Project summary:

No carrots, no sticks: How do peer reviews among states acquire authority in global governance?

Thomas Conzelmann, Valentina Carraro, Hortense Jongen & Martina Kühner

The project focuses on peer reviewing procedures among states as an increasingly widely used, yet poorly understood, instrument of global governance. Think about the peer reviews of the OECD in the field of economics, corruption control and the environment, about the United Nations’ Universal Periodic Review that seeks to change the observance of human rights for the better, or about the WTO’s Trade Policy Review Mechanism.

The key feature of peer reviews is the regular collection of information on the public policy performance of states and the assessment of such information by other states (‘peers’) in the light of commonly agreed standards.

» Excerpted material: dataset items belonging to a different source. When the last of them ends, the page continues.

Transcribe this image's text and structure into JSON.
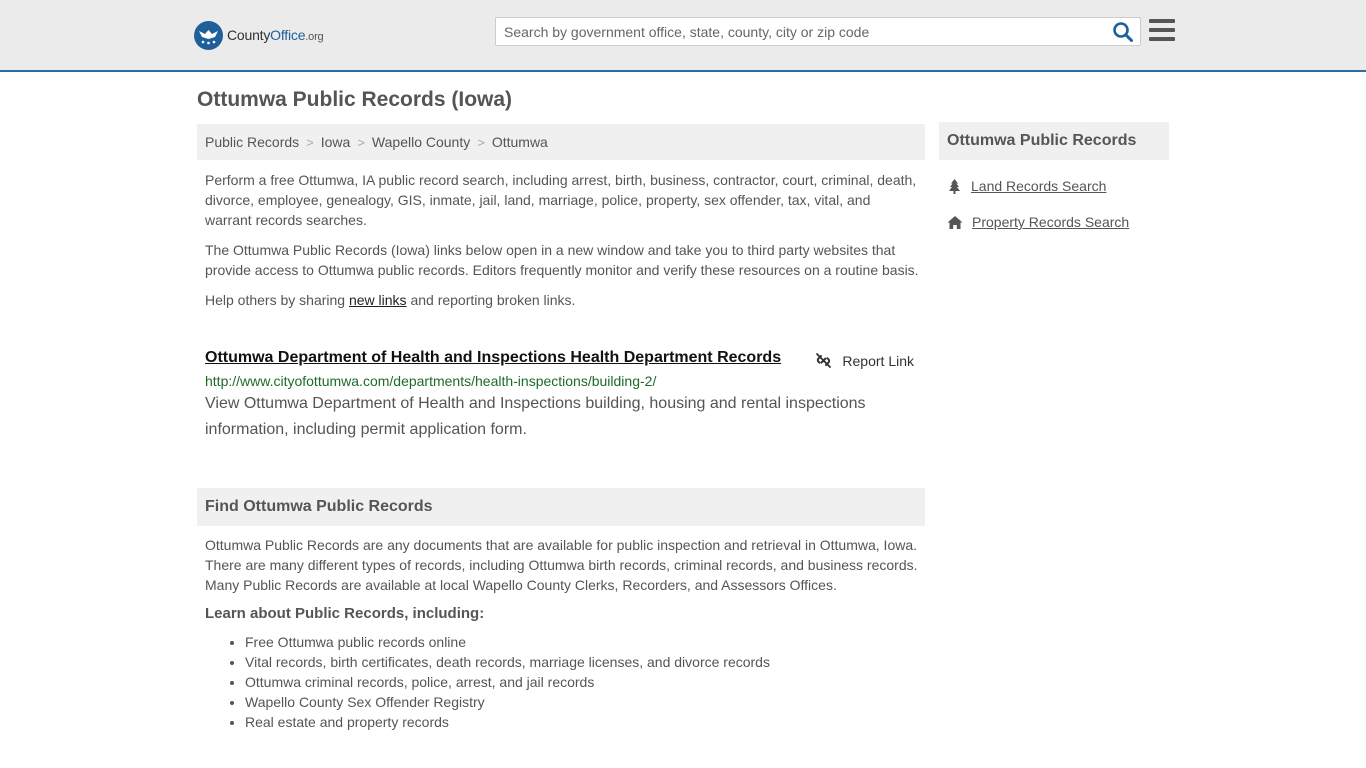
{
  "header": {
    "logo_county": "County",
    "logo_office": "Office",
    "logo_org": ".org",
    "search_placeholder": "Search by government office, state, county, city or zip code"
  },
  "page_title": "Ottumwa Public Records (Iowa)",
  "breadcrumb": [
    "Public Records",
    "Iowa",
    "Wapello County",
    "Ottumwa"
  ],
  "intro": {
    "p1": "Perform a free Ottumwa, IA public record search, including arrest, birth, business, contractor, court, criminal, death, divorce, employee, genealogy, GIS, inmate, jail, land, marriage, police, property, sex offender, tax, vital, and warrant records searches.",
    "p2": "The Ottumwa Public Records (Iowa) links below open in a new window and take you to third party websites that provide access to Ottumwa public records. Editors frequently monitor and verify these resources on a routine basis.",
    "p3_before": "Help others by sharing ",
    "p3_link": "new links",
    "p3_after": " and reporting broken links."
  },
  "record": {
    "title": "Ottumwa Department of Health and Inspections Health Department Records",
    "report_label": "Report Link",
    "url": "http://www.cityofottumwa.com/departments/health-inspections/building-2/",
    "description": "View Ottumwa Department of Health and Inspections building, housing and rental inspections information, including permit application form."
  },
  "find": {
    "heading": "Find Ottumwa Public Records",
    "body": "Ottumwa Public Records are any documents that are available for public inspection and retrieval in Ottumwa, Iowa. There are many different types of records, including Ottumwa birth records, criminal records, and business records. Many Public Records are available at local Wapello County Clerks, Recorders, and Assessors Offices.",
    "learn_heading": "Learn about Public Records, including:",
    "learn_items": [
      "Free Ottumwa public records online",
      "Vital records, birth certificates, death records, marriage licenses, and divorce records",
      "Ottumwa criminal records, police, arrest, and jail records",
      "Wapello County Sex Offender Registry",
      "Real estate and property records"
    ]
  },
  "sidebar": {
    "heading": "Ottumwa Public Records",
    "links": [
      "Land Records Search",
      "Property Records Search"
    ]
  },
  "colors": {
    "brand_blue": "#1f5f9a",
    "url_green": "#1d6b2a",
    "header_bg": "#ebebeb"
  }
}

We explore how and under which conditions peer reviews develop authority in their field despite the lack of enforcement mechanisms. Such authority is researched empirically by looking at: a) the beliefs of participants in the appropriateness of the procedure; and b) the interactions of participants within peer reviewing procedures.

Several case studies are conducted, covering three organisational contexts (OECD; United Nations family; Council of Europe) and four policy areas (the fight against corruption; protection of human rights; sustainable development; trade and economic policies). Following conjectures of the rational institutional design approach, it is hypothesized that a) homogeneous membership and a low degree of legalization at the level of the international organization, and b) informational transparency and a wide distribution of the costs of policy changes have an impact on the way in which peer reviewing procedures are designed. Organisational and policy context as well as institutional design are expected to influence both the way in which reviews are conducted and the authority beliefs of participants.

The project goes beyond existing scholarship in three ways: firstly, its focus on authority offers a more reliable and useful way of measuring the effectiveness of differently designed peer reviews compared to looking at domestic policy change. Secondly, the project is the first to identify conditions under which peer reviews among states will be more or less effective governance tools. Thirdly, the project will help policy-makers arrive at informed choices regarding the use of this policy instrument in comparison with other ‘softer’ or ‘harder’ governance tools at the global level.

Within this ‘umbrella project’, three PhD projects are conducted, combining the overarching interest in soft governance instruments with detailed research on specific policy areas and some additional questions: a discussion of the complementarity and differences between peer reviews and expert-driven monitoring approaches in the field of human rights (Valentina Carraro), research on the development of institutional designs of monitoring instruments in the field of sustainable development (Martina Kühner), and an analysis of different peer reviews in the field of anti-corruption policies and the factors impacting on their authority (Hortense Jongen).